Township project wrecks couple's yard, property in Hempfield
Matt and Kim Emanuele have been waiting for more than a year for Hempfield to repair the damage done to their property after a township excavation project turned a trickle of water running through it into a creek.
A shallow, 1-foot-wide trench has swelled to a stream several feet wide and several feet deep, they said, fed by runoff from Himler Road.
The work went beyond the scope of a permit from the state Department of Environmental Protection, said Jim Pillsbury, an engineer with the Westmoreland Conservation District. In a separate project, the township failed to obtain a permit before workers created a pond at Hempfield Park and damaged nearby wetlands.
“They made a mess in their yard,” Pillsbury said. “The township did that work but without much assistance from our technical-assistance people and messed things up.”
The problems began last year when the township installed two pipes under Himler Road to replace broken pipes and to install a culvert. Then township workers went onto the Emanueles' property and not only enlarged the trench but diverted the route of the unnamed tributary of Brush Creek that winds through it, they said.

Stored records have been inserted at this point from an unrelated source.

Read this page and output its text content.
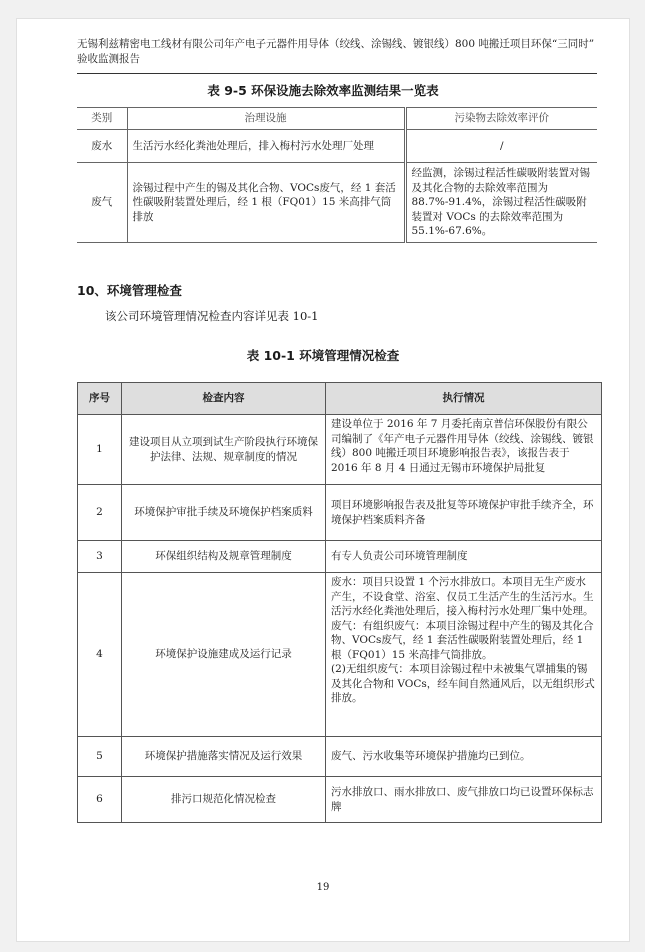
无锡利兹精密电工线材有限公司年产电子元器件用导体（绞线、涂锡线、镀银线）800 吨搬迁项目环保“三同时”
验收监测报告
表 9-5 环保设施去除效率监测结果一览表
类别	治理设施	污染物去除效率评价
废水	生活污水经化粪池处理后，排入梅村污水处理厂处理	/
废气	涂锡过程中产生的锡及其化合物、VOCs废气，经 1 套活性碳吸附装置处理后，经 1 根（FQ01）15 米高排气筒排放	经监测，涂锡过程活性碳吸附装置对锡及其化合物的去除效率范围为 88.7%-91.4%，涂锡过程活性碳吸附装置对 VOCs 的去除效率范围为 55.1%-67.6%。
10、环境管理检查
该公司环境管理情况检查内容详见表 10-1
表 10-1 环境管理情况检查
序号	检查内容	执行情况
1	建设项目从立项到试生产阶段执行环境保护法律、法规、规章制度的情况	建设单位于 2016 年 7 月委托南京普信环保股份有限公司编制了《年产电子元器件用导体（绞线、涂锡线、镀银线）800 吨搬迁项目环境影响报告表》，该报告表于 2016 年 8 月 4 日通过无锡市环境保护局批复
2	环境保护审批手续及环境保护档案质料	项目环境影响报告表及批复等环境保护审批手续齐全，环境保护档案质料齐备
3	环保组织结构及规章管理制度	有专人负责公司环境管理制度
4	环境保护设施建成及运行记录	废水：项目只设置 1 个污水排放口。本项目无生产废水产生，不设食堂、浴室、仅员工生活产生的生活污水。生活污水经化粪池处理后，接入梅村污水处理厂集中处理。
废气：有组织废气：本项目涂锡过程中产生的锡及其化合物、VOCs废气，经 1 套活性碳吸附装置处理后，经 1 根（FQ01）15 米高排气筒排放。
(2)无组织废气：本项目涂锡过程中未被集气罩捕集的锡及其化合物和 VOCs，经车间自然通风后，以无组织形式排放。

5	环境保护措施落实情况及运行效果	废气、污水收集等环境保护措施均已到位。
6	排污口规范化情况检查	污水排放口、雨水排放口、废气排放口均已设置环保标志牌
19
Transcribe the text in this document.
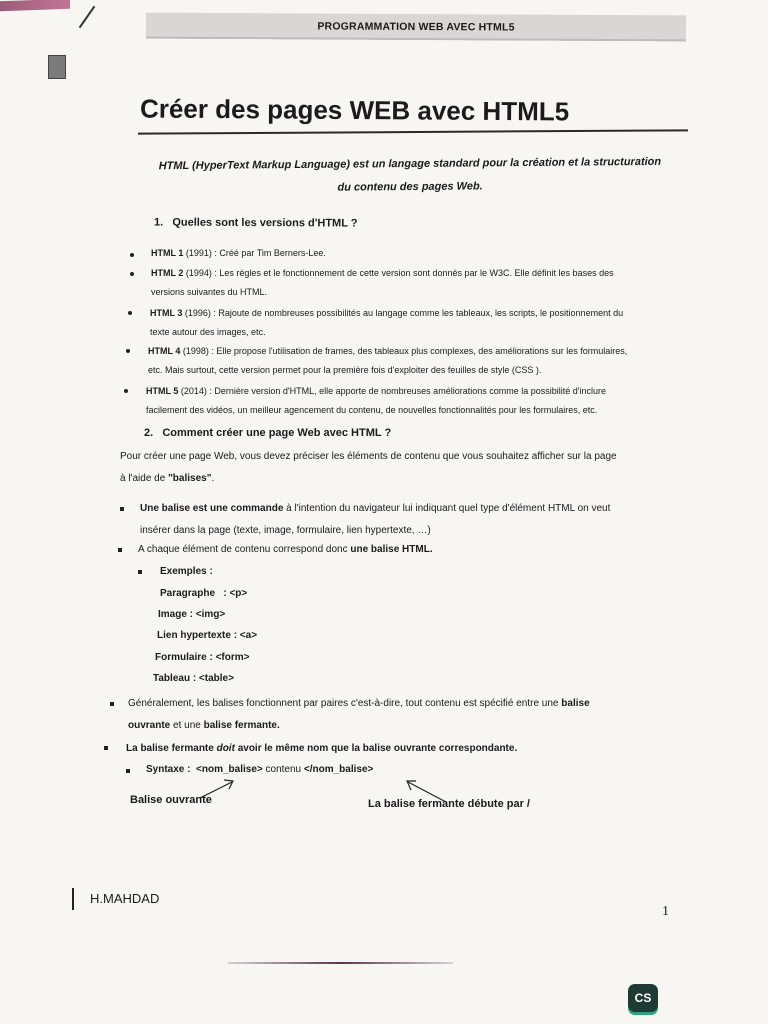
PROGRAMMATION WEB AVEC HTML5
Créer des pages WEB avec HTML5
HTML (HyperText Markup Language) est un langage standard pour la création et la structuration
du contenu des pages Web.
1.   Quelles sont les versions d'HTML ?
HTML 1 (1991) : Créé par Tim Berners-Lee.
HTML 2 (1994) : Les règles et le fonctionnement de cette version sont donnés par le W3C. Elle définit les bases des
versions suivantes du HTML.
HTML 3 (1996) : Rajoute de nombreuses possibilités au langage comme les tableaux, les scripts, le positionnement du
texte autour des images, etc.
HTML 4 (1998) : Elle propose l'utilisation de frames, des tableaux plus complexes, des améliorations sur les formulaires,
etc. Mais surtout, cette version permet pour la première fois d'exploiter des feuilles de style (CSS ).
HTML 5 (2014) : Dernière version d'HTML, elle apporte de nombreuses améliorations comme la possibilité d'inclure
facilement des vidéos, un meilleur agencement du contenu, de nouvelles fonctionnalités pour les formulaires, etc.
2.   Comment créer une page Web avec HTML ?
Pour créer une page Web, vous devez préciser les éléments de contenu que vous souhaitez afficher sur la page
à l'aide de "balises".
Une balise est une commande à l'intention du navigateur lui indiquant quel type d'élément HTML on veut
insérer dans la page (texte, image, formulaire, lien hypertexte, …)
A chaque élément de contenu correspond donc une balise HTML.
Exemples :
Paragraphe   : <p>
Image : <img>
Lien hypertexte : <a>
Formulaire : <form>
Tableau : <table>
Généralement, les balises fonctionnent par paires c'est-à-dire, tout contenu est spécifié entre une balise
ouvrante et une balise fermante.
La balise fermante doit avoir le même nom que la balise ouvrante correspondante.
Syntaxe : <nom_balise> contenu </nom_balise>
Balise ouvrante	La balise fermante débute par /
H.MAHDAD
1
CS
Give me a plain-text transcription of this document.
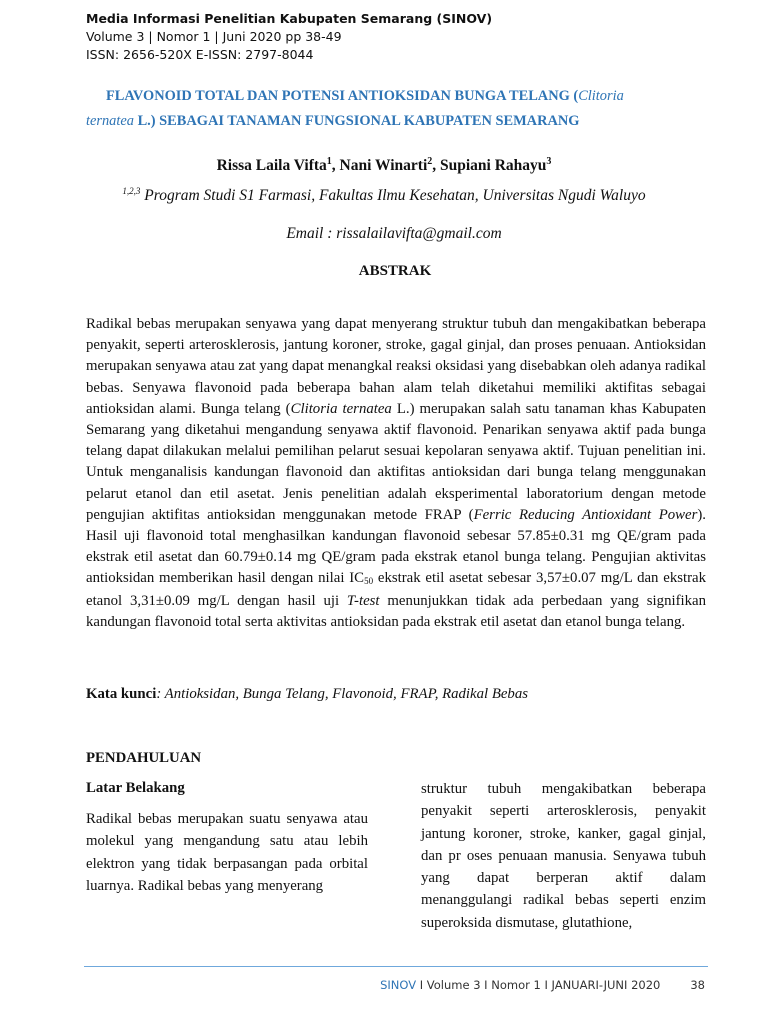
Media Informasi Penelitian Kabupaten Semarang (SINOV)
Volume 3 | Nomor 1 | Juni 2020 pp 38-49
ISSN: 2656-520X E-ISSN: 2797-8044
FLAVONOID TOTAL DAN POTENSI ANTIOKSIDAN BUNGA TELANG (Clitoria
ternatea L.) SEBAGAI TANAMAN FUNGSIONAL KABUPATEN SEMARANG
Rissa Laila Vifta$^1$, Nani Winarti$^2$, Supiani Rahayu$^3$
$^{1,2,3}$ Program Studi S1 Farmasi, Fakultas Ilmu Kesehatan, Universitas Ngudi Waluyo
Email : rissalailavifta@gmail.com
ABSTRAK

Radikal bebas merupakan senyawa yang dapat menyerang struktur tubuh dan mengakibatkan beberapa penyakit, seperti arterosklerosis, jantung koroner, stroke, gagal ginjal, dan proses penuaan. Antioksidan merupakan senyawa atau zat yang dapat menangkal reaksi oksidasi yang disebabkan oleh adanya radikal bebas. Senyawa flavonoid pada beberapa bahan alam telah diketahui memiliki aktifitas sebagai antioksidan alami. Bunga telang (Clitoria ternatea L.) merupakan salah satu tanaman khas Kabupaten Semarang yang diketahui mengandung senyawa aktif flavonoid. Penarikan senyawa aktif pada bunga telang dapat dilakukan melalui pemilihan pelarut sesuai kepolaran senyawa aktif. Tujuan penelitian ini. Untuk menganalisis kandungan flavonoid dan aktifitas antioksidan dari bunga telang menggunakan pelarut etanol dan etil asetat. Jenis penelitian adalah eksperimental laboratorium dengan metode pengujian aktifitas antioksidan menggunakan metode FRAP (Ferric Reducing Antioxidant Power). Hasil uji flavonoid total menghasilkan kandungan flavonoid sebesar 57.85±0.31 mg QE/gram pada ekstrak etil asetat dan 60.79±0.14 mg QE/gram pada ekstrak etanol bunga telang. Pengujian aktivitas antioksidan memberikan hasil dengan nilai $IC_{50}$ ekstrak etil asetat sebesar 3,57±0.07 mg/L dan ekstrak etanol 3,31±0.09 mg/L dengan hasil uji T-test menunjukkan tidak ada perbedaan yang signifikan kandungan flavonoid total serta aktivitas antioksidan pada ekstrak etil asetat dan etanol bunga telang.

Kata kunci: Antioksidan, Bunga Telang, Flavonoid, FRAP, Radikal Bebas

PENDAHULUAN
Latar Belakang

Radikal bebas merupakan suatu senyawa atau molekul yang mengandung satu atau lebih elektron yang tidak berpasangan pada orbital luarnya. Radikal bebas yang menyerang

struktur tubuh mengakibatkan beberapa penyakit seperti arterosklerosis, penyakit jantung koroner, stroke, kanker, gagal ginjal, dan pr oses penuaan manusia. Senyawa tubuh yang dapat berperan aktif dalam menanggulangi radikal bebas seperti enzim superoksida dismutase, glutathione,

SINOV I Volume 3 I Nomor 1 I JANUARI-JUNI 2020	38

Matt Emanuele said the workers dredged the trench on his property 50 feet in both directions, then the excavating machine became stuck in the mud and had to be pulled by a tow truck. The weight of the vehicles damaged their driveway and knocked over a tree, he said.
“They were not supposed to go that deep,” he said.
As a result, the Emanueles said they can no longer drive a tractor to the other side of their property to cut grass and vegetation.
“It's been a year, and I haven't seen a township truck out here since,” Matt Emanuele said. “You should have seen the way the yard used to be.”
Any work done in a stream requires a DEP permit that can be obtained through the conservation district. Township officials typically know that such a permit is required, Pillsbury said.
“Hempfield Township had a permit to do the work, but they went beyond the approval in the permit,” he said.
Public work projects are overseen by Supervisor Jerry Fagert, who was involved in the township's failure to obtain a DEP permit before workers damaged the wetlands in Hempfield Park earlier this year. That failure could result in a state fine.
Fagert did not respond to a message seeking comment Wednesday.
The new pipes the township installed caused a dip in the roadway. To correct the problem, township workers widened the curve on Himler Road, using part of the Emanueles' yard.
“They took away my front yard,” Kim Emanuele said.
The Emanueles said the township promised to restore their property. They said the work on the project and remediation started in October 2011 and continued on and off for two months.
“They just left it,” Kim Emanuele said.
Township attorney Les Mlakar said Hempfield is willing to repair the damage.
“We have prepared a plan which we submitted to them,” he said.”We will proceed with the plan. They have not yet approved the plan. We will fix everything within reason. We've said that.”
The Emanueles want the township to extend the pipes another 75 feet and then cover them so they can access the rest of their property.
Mike Volpe, township director of public works, said Hempfield's work permit from the Westmoreland Conservation District was limited to installation of the pipes to their property line.
“Everything is at a stalemate,” Volpe said. “(Kim Emanuele) felt she was promised more than what we did.”
Volpe said he's waiting for orders on what to do next.
The Emanueles said they talked to supervisors John Silvis and Tom Logan but have not heard from either since.
Silvis confirmed that he spoke to the Emanueles. “Yes, I talked to them. I didn't blow them off,” he said.
Logan did not respond to a request for comment.
Pillsbury said the township had good intentions, but “the end result wasn't near what they wanted.”